Fig. 2.Cluster dendrogram generated from the Ensemble Distance Matrix. Our ensemble of two similarity-based classification algorithms resolved the C. cayetanensis infections from 88 fecal specimens into sixteen clusters (different branch colours). Clusters were delineated by cutting the tree at the node indicating the separation of the Chinese sample (CHN_HEN01) from its nearest neighbour. The specimen names are shaded in colours according to their epidemiological linkage. Unshaded specimen names represent sporadic or unlinked cases of cyclosporiasis. Specimen identity codes begin with a two letter state abbreviation (except for Jakarta, Indonesia; JK), followed by two numbers indicating the year, and ending a unique identifier assigned to that specimen (2–3 digits). The specimen from China (CHN_HEN01) follows a different naming convention as sequence data from this specimen had been submitted to GenBank previously by different investigators (GenBank accession: NW_019211453).
Fig. 3.The haplotype composition of each specimen genotyped in this study represented as a barcode.
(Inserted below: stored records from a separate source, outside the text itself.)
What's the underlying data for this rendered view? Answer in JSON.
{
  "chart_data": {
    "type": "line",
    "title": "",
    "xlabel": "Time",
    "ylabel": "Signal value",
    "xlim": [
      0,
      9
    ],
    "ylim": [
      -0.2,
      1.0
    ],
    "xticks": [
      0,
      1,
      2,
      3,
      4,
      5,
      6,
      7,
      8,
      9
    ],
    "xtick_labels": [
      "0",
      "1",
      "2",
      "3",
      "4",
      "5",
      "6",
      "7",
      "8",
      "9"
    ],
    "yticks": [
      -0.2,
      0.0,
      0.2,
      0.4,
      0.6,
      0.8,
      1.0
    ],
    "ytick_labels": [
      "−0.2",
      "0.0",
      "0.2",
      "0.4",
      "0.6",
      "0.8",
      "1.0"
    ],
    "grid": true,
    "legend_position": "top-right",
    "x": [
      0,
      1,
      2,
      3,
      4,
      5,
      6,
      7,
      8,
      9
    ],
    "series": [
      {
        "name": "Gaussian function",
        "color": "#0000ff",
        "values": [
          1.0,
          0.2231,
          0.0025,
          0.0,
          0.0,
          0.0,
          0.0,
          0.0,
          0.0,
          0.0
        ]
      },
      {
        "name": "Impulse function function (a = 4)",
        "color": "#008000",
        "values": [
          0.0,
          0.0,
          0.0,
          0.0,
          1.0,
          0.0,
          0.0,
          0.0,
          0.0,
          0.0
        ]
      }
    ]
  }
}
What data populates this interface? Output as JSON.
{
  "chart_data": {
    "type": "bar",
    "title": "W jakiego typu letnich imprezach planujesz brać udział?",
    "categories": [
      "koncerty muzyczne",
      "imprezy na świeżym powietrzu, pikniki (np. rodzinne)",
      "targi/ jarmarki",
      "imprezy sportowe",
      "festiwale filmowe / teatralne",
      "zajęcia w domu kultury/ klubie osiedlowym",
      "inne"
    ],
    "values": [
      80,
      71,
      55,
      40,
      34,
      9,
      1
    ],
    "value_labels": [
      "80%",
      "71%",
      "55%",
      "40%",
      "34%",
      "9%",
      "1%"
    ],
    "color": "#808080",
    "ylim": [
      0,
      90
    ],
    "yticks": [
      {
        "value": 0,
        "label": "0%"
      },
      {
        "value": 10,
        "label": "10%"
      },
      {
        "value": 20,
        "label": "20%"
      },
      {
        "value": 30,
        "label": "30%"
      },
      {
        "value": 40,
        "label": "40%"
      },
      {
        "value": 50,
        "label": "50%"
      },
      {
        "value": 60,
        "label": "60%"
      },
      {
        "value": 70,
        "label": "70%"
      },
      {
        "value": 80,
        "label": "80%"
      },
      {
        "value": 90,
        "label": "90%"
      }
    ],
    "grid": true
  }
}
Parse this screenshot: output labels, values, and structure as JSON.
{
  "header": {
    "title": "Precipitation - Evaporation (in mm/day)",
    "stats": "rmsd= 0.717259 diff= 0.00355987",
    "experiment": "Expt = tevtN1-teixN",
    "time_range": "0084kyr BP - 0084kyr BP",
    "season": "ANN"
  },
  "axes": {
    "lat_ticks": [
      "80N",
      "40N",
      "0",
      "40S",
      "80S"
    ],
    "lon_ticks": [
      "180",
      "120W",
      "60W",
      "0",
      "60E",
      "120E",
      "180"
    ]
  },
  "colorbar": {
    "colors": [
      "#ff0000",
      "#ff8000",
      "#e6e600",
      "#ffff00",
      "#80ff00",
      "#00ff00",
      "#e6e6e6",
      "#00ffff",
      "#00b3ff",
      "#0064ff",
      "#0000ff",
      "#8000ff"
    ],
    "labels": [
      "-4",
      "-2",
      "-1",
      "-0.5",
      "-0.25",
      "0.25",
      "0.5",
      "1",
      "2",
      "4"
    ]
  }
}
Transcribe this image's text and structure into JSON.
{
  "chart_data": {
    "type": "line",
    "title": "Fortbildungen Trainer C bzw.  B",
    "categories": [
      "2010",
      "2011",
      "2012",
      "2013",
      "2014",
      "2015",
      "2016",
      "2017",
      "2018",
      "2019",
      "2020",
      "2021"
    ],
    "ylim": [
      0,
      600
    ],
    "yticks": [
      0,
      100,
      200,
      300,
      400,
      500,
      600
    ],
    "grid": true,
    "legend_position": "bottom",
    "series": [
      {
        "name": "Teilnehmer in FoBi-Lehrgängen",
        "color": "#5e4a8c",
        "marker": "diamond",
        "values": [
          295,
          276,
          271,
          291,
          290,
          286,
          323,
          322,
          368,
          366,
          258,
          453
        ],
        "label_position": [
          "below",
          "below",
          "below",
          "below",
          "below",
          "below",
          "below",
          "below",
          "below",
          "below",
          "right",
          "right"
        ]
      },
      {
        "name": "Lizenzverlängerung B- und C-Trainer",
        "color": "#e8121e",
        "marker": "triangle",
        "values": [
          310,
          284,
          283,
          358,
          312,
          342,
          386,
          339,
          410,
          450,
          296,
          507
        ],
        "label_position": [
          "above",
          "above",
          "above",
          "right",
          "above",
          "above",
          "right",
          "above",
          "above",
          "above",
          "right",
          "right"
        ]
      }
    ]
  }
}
The 88 specimens in the study cohort were assigned to 16 distinct clusters by the ensemble, with cluster assignments shown on the right hand side of each panel. These cluster assignments were made based on the haplotype composition of each sample, with the loci and their respective haplotype numbers shown along the two top rows. Boxes are shaded black if the corresponding haplotype was detected in a specimen. Specimen names are listed in the far left column of each panel. Rows are shaded grey if sequencing was unsuccessful for a given marker. This figure was generated to graphically represent the groupings assigned by the ensemble when presented with a set of complex genotyping data.